As we have heard, if he chose to take up natural magic, “the common people ... would take me for as great a conjurer as ever Cornelius Agrippa, or Doctor Faustus”. In a way, the ‘strange witch at Greenwich’ was Hieronimus Magomastix. His inflated pseudonym anticipates his final boast of how he could become a conjurer: if you set aside its etymology, it’s a conjurer’s name. He is trying to rule what must and what can’t be believed in (devils but not at any price ghosts, who are all devils), but as he tries to impose his opinions, his own unsettled nature is revealed. He is jocose, he is serious.

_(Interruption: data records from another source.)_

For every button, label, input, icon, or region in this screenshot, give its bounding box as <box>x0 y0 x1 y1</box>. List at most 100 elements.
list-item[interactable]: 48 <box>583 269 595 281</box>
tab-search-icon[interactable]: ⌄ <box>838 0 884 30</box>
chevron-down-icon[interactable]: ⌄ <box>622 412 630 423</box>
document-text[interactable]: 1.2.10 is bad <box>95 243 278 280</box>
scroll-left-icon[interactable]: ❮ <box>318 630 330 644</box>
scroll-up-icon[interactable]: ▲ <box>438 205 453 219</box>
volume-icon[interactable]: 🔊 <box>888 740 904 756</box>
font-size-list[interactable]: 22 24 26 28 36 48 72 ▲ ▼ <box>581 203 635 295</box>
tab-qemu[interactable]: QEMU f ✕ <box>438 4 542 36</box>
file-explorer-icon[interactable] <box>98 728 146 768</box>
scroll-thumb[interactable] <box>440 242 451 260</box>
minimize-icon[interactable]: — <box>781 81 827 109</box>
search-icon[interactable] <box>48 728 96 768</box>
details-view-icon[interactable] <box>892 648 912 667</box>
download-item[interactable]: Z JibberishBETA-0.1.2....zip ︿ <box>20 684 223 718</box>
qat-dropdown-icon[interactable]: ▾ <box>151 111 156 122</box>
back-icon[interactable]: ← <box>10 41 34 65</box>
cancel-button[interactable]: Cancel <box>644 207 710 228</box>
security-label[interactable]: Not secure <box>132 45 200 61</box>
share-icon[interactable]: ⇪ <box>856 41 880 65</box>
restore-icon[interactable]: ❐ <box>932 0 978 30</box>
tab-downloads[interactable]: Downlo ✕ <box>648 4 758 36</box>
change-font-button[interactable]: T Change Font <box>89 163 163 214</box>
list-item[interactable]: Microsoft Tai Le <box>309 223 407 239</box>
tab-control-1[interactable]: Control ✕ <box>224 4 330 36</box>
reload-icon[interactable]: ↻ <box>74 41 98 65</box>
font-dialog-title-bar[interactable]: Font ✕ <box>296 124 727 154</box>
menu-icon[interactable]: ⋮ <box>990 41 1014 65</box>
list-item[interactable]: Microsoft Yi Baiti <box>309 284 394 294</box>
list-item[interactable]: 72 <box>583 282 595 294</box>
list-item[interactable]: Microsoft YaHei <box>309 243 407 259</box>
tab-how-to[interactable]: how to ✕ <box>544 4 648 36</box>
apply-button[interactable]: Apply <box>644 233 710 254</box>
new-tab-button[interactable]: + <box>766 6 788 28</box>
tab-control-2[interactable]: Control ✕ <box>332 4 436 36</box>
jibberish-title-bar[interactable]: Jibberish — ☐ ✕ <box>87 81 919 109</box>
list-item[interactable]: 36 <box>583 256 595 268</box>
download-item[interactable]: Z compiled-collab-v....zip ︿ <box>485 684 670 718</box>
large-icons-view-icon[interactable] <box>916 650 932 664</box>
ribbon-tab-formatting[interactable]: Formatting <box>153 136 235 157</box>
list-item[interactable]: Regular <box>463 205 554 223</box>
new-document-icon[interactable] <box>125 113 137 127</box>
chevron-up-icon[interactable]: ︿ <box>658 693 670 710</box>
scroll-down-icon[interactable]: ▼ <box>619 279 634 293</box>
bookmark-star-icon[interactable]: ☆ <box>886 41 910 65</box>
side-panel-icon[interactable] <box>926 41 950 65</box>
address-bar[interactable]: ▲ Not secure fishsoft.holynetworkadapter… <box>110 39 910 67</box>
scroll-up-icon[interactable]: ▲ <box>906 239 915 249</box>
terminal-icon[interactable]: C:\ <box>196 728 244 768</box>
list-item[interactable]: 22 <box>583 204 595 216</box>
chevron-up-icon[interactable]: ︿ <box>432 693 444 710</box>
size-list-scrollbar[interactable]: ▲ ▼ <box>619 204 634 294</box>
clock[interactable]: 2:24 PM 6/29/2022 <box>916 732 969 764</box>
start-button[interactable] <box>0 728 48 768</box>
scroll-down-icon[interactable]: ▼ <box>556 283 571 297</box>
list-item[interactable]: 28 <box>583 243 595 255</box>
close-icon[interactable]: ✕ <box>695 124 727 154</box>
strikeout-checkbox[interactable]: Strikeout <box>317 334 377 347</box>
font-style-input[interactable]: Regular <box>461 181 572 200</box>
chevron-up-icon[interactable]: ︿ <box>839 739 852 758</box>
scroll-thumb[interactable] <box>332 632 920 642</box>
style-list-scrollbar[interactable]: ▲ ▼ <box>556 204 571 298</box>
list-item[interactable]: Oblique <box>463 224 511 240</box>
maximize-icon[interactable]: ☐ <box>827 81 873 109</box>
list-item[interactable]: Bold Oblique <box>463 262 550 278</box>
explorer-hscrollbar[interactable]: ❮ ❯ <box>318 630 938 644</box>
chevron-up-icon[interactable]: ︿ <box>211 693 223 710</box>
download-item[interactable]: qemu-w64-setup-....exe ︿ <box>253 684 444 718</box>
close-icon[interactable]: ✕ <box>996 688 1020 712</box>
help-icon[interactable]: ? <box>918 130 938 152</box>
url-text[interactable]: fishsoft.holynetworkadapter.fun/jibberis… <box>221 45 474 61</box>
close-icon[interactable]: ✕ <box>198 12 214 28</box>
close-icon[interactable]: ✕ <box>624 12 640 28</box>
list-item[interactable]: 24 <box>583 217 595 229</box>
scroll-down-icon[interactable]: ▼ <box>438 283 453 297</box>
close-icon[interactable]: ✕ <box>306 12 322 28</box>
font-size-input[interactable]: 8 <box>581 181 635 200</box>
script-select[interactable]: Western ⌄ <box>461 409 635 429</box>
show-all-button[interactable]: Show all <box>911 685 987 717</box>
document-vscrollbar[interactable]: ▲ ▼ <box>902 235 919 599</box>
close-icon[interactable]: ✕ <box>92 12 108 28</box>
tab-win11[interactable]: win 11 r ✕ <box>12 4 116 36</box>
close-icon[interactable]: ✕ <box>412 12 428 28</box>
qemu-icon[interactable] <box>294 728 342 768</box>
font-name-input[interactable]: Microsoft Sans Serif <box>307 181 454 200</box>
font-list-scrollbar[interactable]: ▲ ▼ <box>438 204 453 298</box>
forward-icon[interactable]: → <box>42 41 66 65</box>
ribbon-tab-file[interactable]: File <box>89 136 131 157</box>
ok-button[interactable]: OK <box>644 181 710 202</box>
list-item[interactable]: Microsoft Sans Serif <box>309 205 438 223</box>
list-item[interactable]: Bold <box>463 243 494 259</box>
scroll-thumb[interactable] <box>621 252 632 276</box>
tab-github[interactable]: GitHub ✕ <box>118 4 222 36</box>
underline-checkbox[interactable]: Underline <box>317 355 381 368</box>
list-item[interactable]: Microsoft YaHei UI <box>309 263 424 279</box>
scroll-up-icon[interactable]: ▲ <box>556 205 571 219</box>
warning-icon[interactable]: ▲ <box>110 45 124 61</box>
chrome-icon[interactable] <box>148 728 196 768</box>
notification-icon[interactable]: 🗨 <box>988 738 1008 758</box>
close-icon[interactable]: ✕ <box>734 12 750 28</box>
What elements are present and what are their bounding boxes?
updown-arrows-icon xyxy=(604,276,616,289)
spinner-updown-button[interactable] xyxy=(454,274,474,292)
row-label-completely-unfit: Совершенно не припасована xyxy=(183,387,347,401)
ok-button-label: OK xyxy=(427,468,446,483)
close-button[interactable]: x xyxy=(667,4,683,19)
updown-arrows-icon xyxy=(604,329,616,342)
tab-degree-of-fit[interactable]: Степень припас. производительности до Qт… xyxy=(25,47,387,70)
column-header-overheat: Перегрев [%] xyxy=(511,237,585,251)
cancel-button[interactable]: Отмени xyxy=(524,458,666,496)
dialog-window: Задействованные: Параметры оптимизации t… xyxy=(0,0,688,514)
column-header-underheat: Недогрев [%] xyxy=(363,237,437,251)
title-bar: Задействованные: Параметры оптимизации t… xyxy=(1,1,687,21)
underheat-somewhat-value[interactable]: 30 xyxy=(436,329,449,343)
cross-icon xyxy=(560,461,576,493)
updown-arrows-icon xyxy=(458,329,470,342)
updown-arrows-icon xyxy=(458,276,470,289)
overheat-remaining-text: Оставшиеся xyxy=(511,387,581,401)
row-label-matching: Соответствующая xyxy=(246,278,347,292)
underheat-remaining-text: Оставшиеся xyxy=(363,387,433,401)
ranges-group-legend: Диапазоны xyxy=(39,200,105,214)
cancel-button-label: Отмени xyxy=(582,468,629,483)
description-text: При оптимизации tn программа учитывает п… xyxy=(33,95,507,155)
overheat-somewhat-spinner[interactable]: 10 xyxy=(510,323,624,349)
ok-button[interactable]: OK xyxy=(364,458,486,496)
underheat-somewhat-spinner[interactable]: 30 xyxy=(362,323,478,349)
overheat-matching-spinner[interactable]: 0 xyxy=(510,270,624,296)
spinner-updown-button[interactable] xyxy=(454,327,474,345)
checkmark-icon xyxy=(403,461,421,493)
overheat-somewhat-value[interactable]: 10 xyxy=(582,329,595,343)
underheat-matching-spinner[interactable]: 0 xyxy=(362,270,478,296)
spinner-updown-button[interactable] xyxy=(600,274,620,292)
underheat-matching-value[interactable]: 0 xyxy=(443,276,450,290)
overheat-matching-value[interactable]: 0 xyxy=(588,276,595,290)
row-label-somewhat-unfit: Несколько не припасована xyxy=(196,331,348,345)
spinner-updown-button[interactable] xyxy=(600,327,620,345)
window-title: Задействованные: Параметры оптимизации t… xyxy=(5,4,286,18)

He produces a list of pretenders, including Martin Guerre “long admitted for a husband though a counterfeit knave”; he could, like a Jesuit exorcist, instruct a wily six year old; his own lookalike became a Calvinist; we see that while he is Veridicus, he is also latently Scepticus, the real sceptic for whom “a sound, a wind, a noise, a soule in man” are all the same, clinging on to the ‘substantial’ devil in the absence of exorcisms and ghosts, while asserting, like Balthasar Bekker would do, that the devil is imprisoned in hell.
Around him swirls a chaos of inappropriate beliefs: (that) “it is the Ghost or Spirit of the dead woman her late Dame which walkes, as I assure you many in the Towne, and most in the Countrey ere she was tooke out of her Grave, did believe as their Creed verily and assuredly” (and I do like the smart distinction of town and country there.) He invents people asking him what to believe, who are notably ready to believe in him, yet his pamphlet ends with what seems to be an elaborate trailer for a long and systematic account of Satan’s true powers, but while boasting that he could deliver it, he says it’s too large a burden for his “aged shoulders”. He will set Scepticus to rights in the afternoon, for now, his stomach is summoning him off to his midday meal. And off he shuffles, offering no useful final advice on what to do about the ‘wench’, his present ‘rare and mysticall’ discourse about Satan and witchcraft merely ‘jocoserious’, stretched to a fraction of the length that any self-respecting 17th century clergyman writer would run to on such a subject (though promising more after lunch).
In the final assessment, he just blogged about it, didn’t he?